Чернобог хмурится, оставляет недопитую чарку в сторону и переплетает пальцы в замок. Не надо было им рассказывать, что вернулся. Может, и получилось бы утаить, а там и обратно в путь пустился, никто бы и не узнал. Да только Ний каким-то образом все равно все пронюхает и выведает. Ему огромное войско ни к чему, а полным дурачком он лишь прикидывается. Хтонические божества часто не те, за кого себя выдают, и даже его сестра тому пример.

– Войско Мораны не просто хорошо тренировано. Они могут зайти с воздуха, потому они мне и нужны, – замечает Чернобог.

Ния всплескивает руками и поднимается из-за стола.

– Опять та же песнь. Нет, знаешь, – обращается она к супругу, – разбирайся с этим сам. Я более не могу это слышать.

Ний щерится, как кот на солнце, подмигивает ей игриво и провожает взглядом, когда она выходит из светлицы.

– Что, тоже считаешь, что благоверная твоя права? – глухо уточняет Чернобог.

– А какая разница, как я считаю, темнейший? Мое дело не считать, а делать, как ты укажешь. Не зря же все земли Нави были тебе вверены.

Да только такой ответ скорее все усложняет.

Чернобог несколько раз кивает невпопад, погружаясь в тревожные мысли. И чего он так прицепился к этой строптивой девке? Ну не хочет она помогать, не хочет перед ним ни колени, ни голову склонять – да и хер бы с ней. Мало ли у него соратников и союзников.

Но она пролезает под кожу, заседает глубоко в сознании, и этот ее недовольный тон, злющие глаза – от одних мыслей все внутри аж перекручивает.

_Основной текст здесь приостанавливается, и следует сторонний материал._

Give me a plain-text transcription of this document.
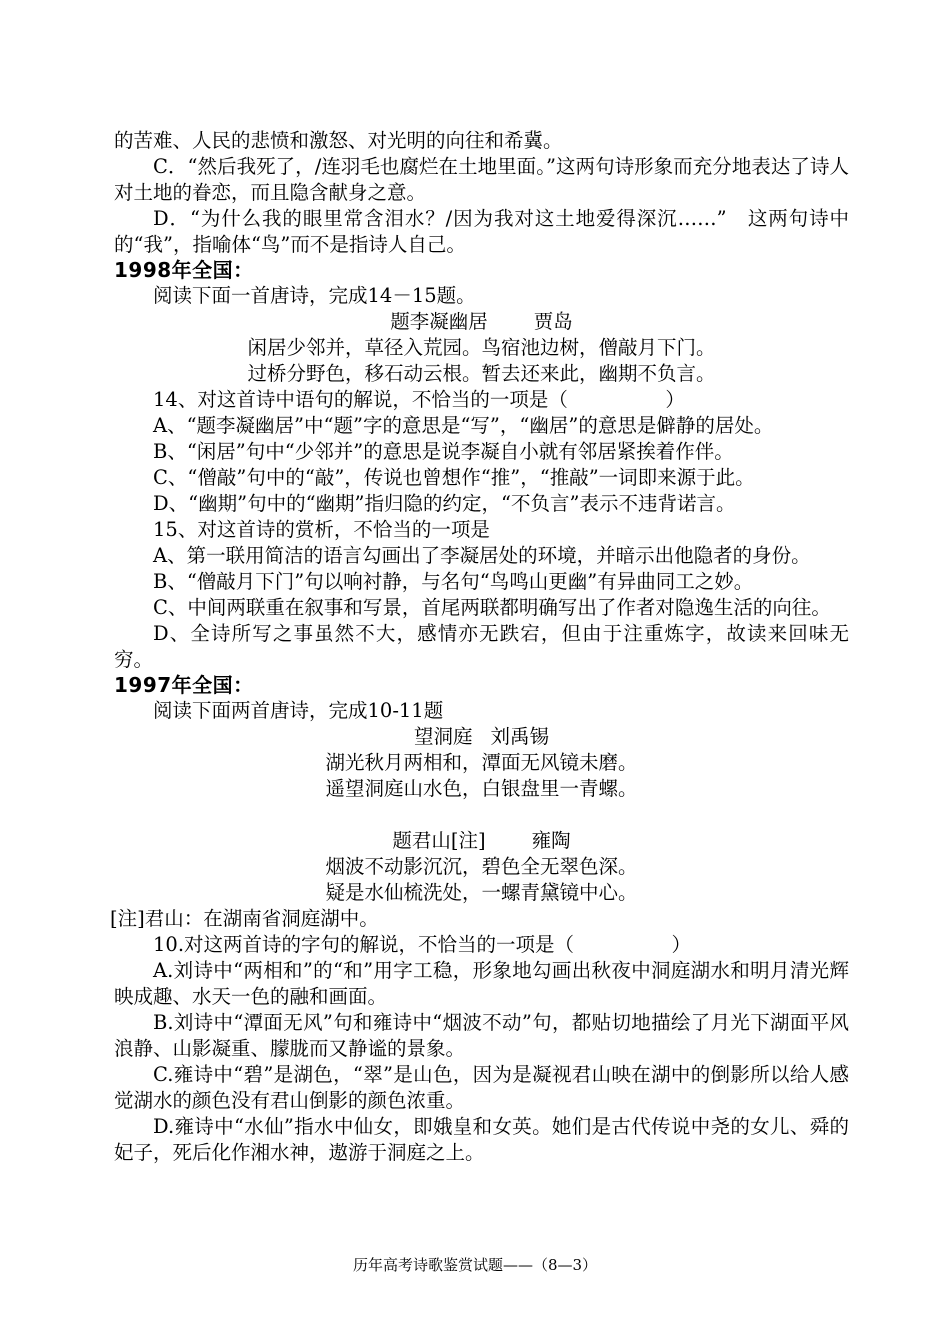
的苦难、人民的悲愤和激怒、对光明的向往和希冀。

C．“然后我死了，/连羽毛也腐烂在土地里面。”这两句诗形象而充分地表达了诗人对土地的眷恋，而且隐含献身之意。

D．“为什么我的眼里常含泪水？/因为我对这土地爱得深沉……”　这两句诗中的“我”，指喻体“鸟”而不是指诗人自己。

1998年全国：

阅读下面一首唐诗，完成14－15题。

题李凝幽居 贾岛

闲居少邻并，草径入荒园。鸟宿池边树，僧敲月下门。

过桥分野色，移石动云根。暂去还来此，幽期不负言。

14、对这首诗中语句的解说，不恰当的一项是（　　　　　）

A、“题李凝幽居”中“题”字的意思是“写”，“幽居”的意思是僻静的居处。

B、“闲居”句中“少邻并”的意思是说李凝自小就有邻居紧挨着作伴。

C、“僧敲”句中的“敲”，传说也曾想作“推”，“推敲”一词即来源于此。

D、“幽期”句中的“幽期”指归隐的约定，“不负言”表示不违背诺言。

15、对这首诗的赏析，不恰当的一项是

A、第一联用简洁的语言勾画出了李凝居处的环境，并暗示出他隐者的身份。

B、“僧敲月下门”句以响衬静，与名句“鸟鸣山更幽”有异曲同工之妙。

C、中间两联重在叙事和写景，首尾两联都明确写出了作者对隐逸生活的向往。

D、全诗所写之事虽然不大，感情亦无跌宕，但由于注重炼字，故读来回味无穷。

1997年全国：

阅读下面两首唐诗，完成10-11题

望洞庭 刘禹锡

湖光秋月两相和，潭面无风镜未磨。

遥望洞庭山水色，白银盘里一青螺。

题君山[注] 雍陶

烟波不动影沉沉，碧色全无翠色深。

疑是水仙梳洗处，一螺青黛镜中心。

[注]君山：在湖南省洞庭湖中。

10.对这两首诗的字句的解说，不恰当的一项是（　　　　　）

A.刘诗中“两相和”的“和”用字工稳，形象地勾画出秋夜中洞庭湖水和明月清光辉映成趣、水天一色的融和画面。

B.刘诗中“潭面无风”句和雍诗中“烟波不动”句，都贴切地描绘了月光下湖面平风浪静、山影凝重、朦胧而又静谧的景象。

C.雍诗中“碧”是湖色，“翠”是山色，因为是凝视君山映在湖中的倒影所以给人感觉湖水的颜色没有君山倒影的颜色浓重。

D.雍诗中“水仙”指水中仙女，即娥皇和女英。她们是古代传说中尧的女儿、舜的妃子，死后化作湘水神，遨游于洞庭之上。

历年高考诗歌鉴赏试题——（8—3）
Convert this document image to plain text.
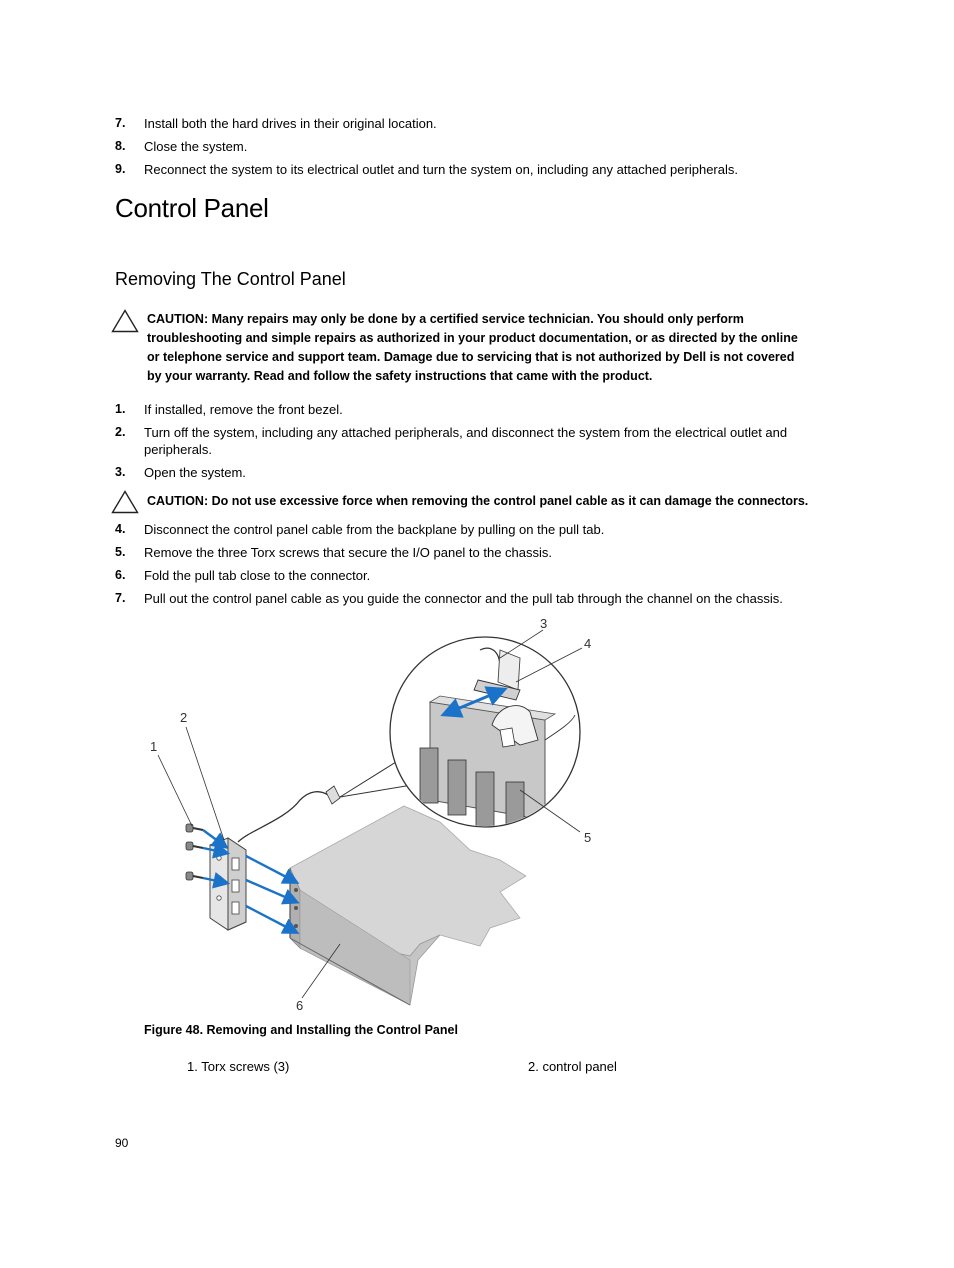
7. Install both the hard drives in their original location.
8. Close the system.
9. Reconnect the system to its electrical outlet and turn the system on, including any attached peripherals.
Control Panel
Removing The Control Panel
CAUTION: Many repairs may only be done by a certified service technician. You should only perform troubleshooting and simple repairs as authorized in your product documentation, or as directed by the online or telephone service and support team. Damage due to servicing that is not authorized by Dell is not covered by your warranty. Read and follow the safety instructions that came with the product.
1. If installed, remove the front bezel.
2. Turn off the system, including any attached peripherals, and disconnect the system from the electrical outlet and peripherals.
3. Open the system.
CAUTION: Do not use excessive force when removing the control panel cable as it can damage the connectors.
4. Disconnect the control panel cable from the backplane by pulling on the pull tab.
5. Remove the three Torx screws that secure the I/O panel to the chassis.
6. Fold the pull tab close to the connector.
7. Pull out the control panel cable as you guide the connector and the pull tab through the channel on the chassis.
1
2
3
4
5
6
Figure 48. Removing and Installing the Control Panel
1. Torx screws (3)	2. control panel
90
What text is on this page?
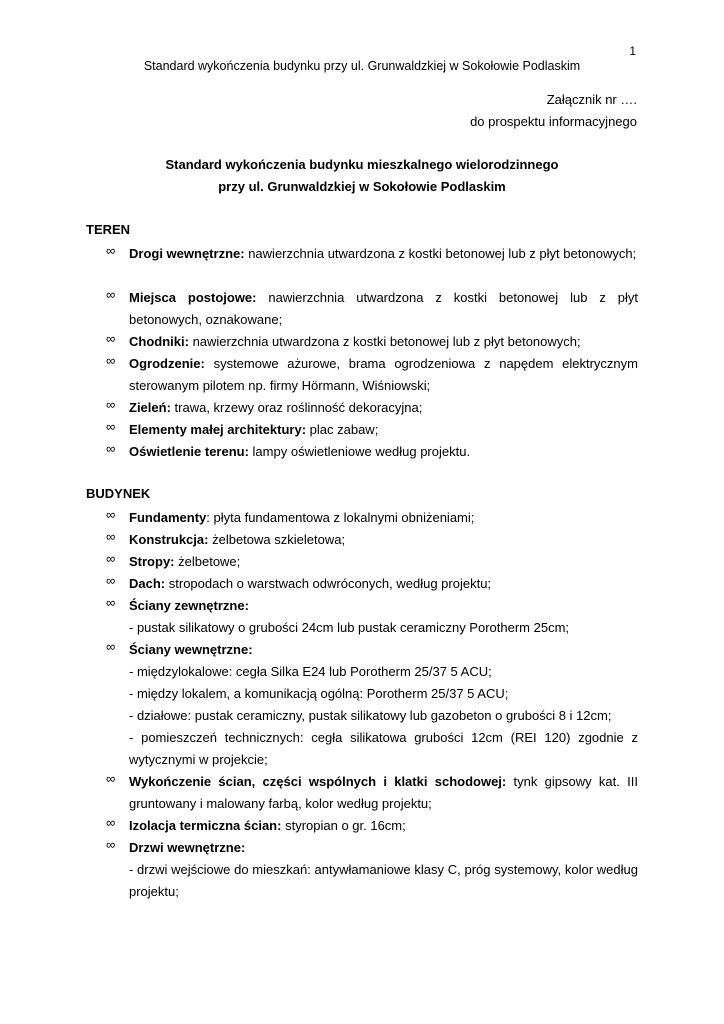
1
Standard wykończenia budynku przy ul. Grunwaldzkiej w Sokołowie Podlaskim
Załącznik nr ….
do prospektu informacyjnego
Standard wykończenia budynku mieszkalnego wielorodzinnego
przy ul. Grunwaldzkiej w Sokołowie Podlaskim
TEREN
∞	Drogi wewnętrzne: nawierzchnia utwardzona z kostki betonowej lub z płyt betonowych;
∞	Miejsca postojowe: nawierzchnia utwardzona z kostki betonowej lub z płyt betonowych, oznakowane;
∞	Chodniki: nawierzchnia utwardzona z kostki betonowej lub z płyt betonowych;
∞	Ogrodzenie: systemowe ażurowe, brama ogrodzeniowa z napędem elektrycznym sterowanym pilotem np. firmy Hörmann, Wiśniowski;
∞	Zieleń: trawa, krzewy oraz roślinność dekoracyjna;
∞	Elementy małej architektury: plac zabaw;
∞	Oświetlenie terenu: lampy oświetleniowe według projektu.
BUDYNEK
∞	Fundamenty: płyta fundamentowa z lokalnymi obniżeniami;
∞	Konstrukcja: żelbetowa szkieletowa;
∞	Stropy: żelbetowe;
∞	Dach: stropodach o warstwach odwróconych, według projektu;
∞	Ściany zewnętrzne:
- pustak silikatowy o grubości 24cm lub pustak ceramiczny Porotherm 25cm;
∞	Ściany wewnętrzne:
- międzylokalowe: cegła Silka E24 lub Porotherm 25/37 5 ACU;
- między lokalem, a komunikacją ogólną: Porotherm 25/37 5 ACU;
- działowe: pustak ceramiczny, pustak silikatowy lub gazobeton o grubości 8 i 12cm;
- pomieszczeń technicznych: cegła silikatowa grubości 12cm (REI 120) zgodnie z wytycznymi w projekcie;
∞	Wykończenie ścian, części wspólnych i klatki schodowej: tynk gipsowy kat. III gruntowany i malowany farbą, kolor według projektu;
∞	Izolacja termiczna ścian: styropian o gr. 16cm;
∞	Drzwi wewnętrzne:
- drzwi wejściowe do mieszkań: antywłamaniowe klasy C, próg systemowy, kolor według projektu;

– Не могу я отказаться от этой идеи, – мрачно произносит Чернобог. – При всех обещал, что ее войско моим будет, так что же я за князь буду, если свое слово не сдержу?

– Так не обязательно же ты не сдержишь, темнейший. Может всякое разное приключиться.

Во взгляде Ния вспыхивает недобрый огонь, и Чернобог примерно представляет, куда тот клонит.

– Нет, – говорит, – это не выход. Мне бы сделать так, чтобы у нее не было иного пути, как поддержать меня в грядущей войне.

– Выход у всех есть, – задумчиво отзывается Ний. – Лишь муж против жены пойти не может, как и жена против мужа.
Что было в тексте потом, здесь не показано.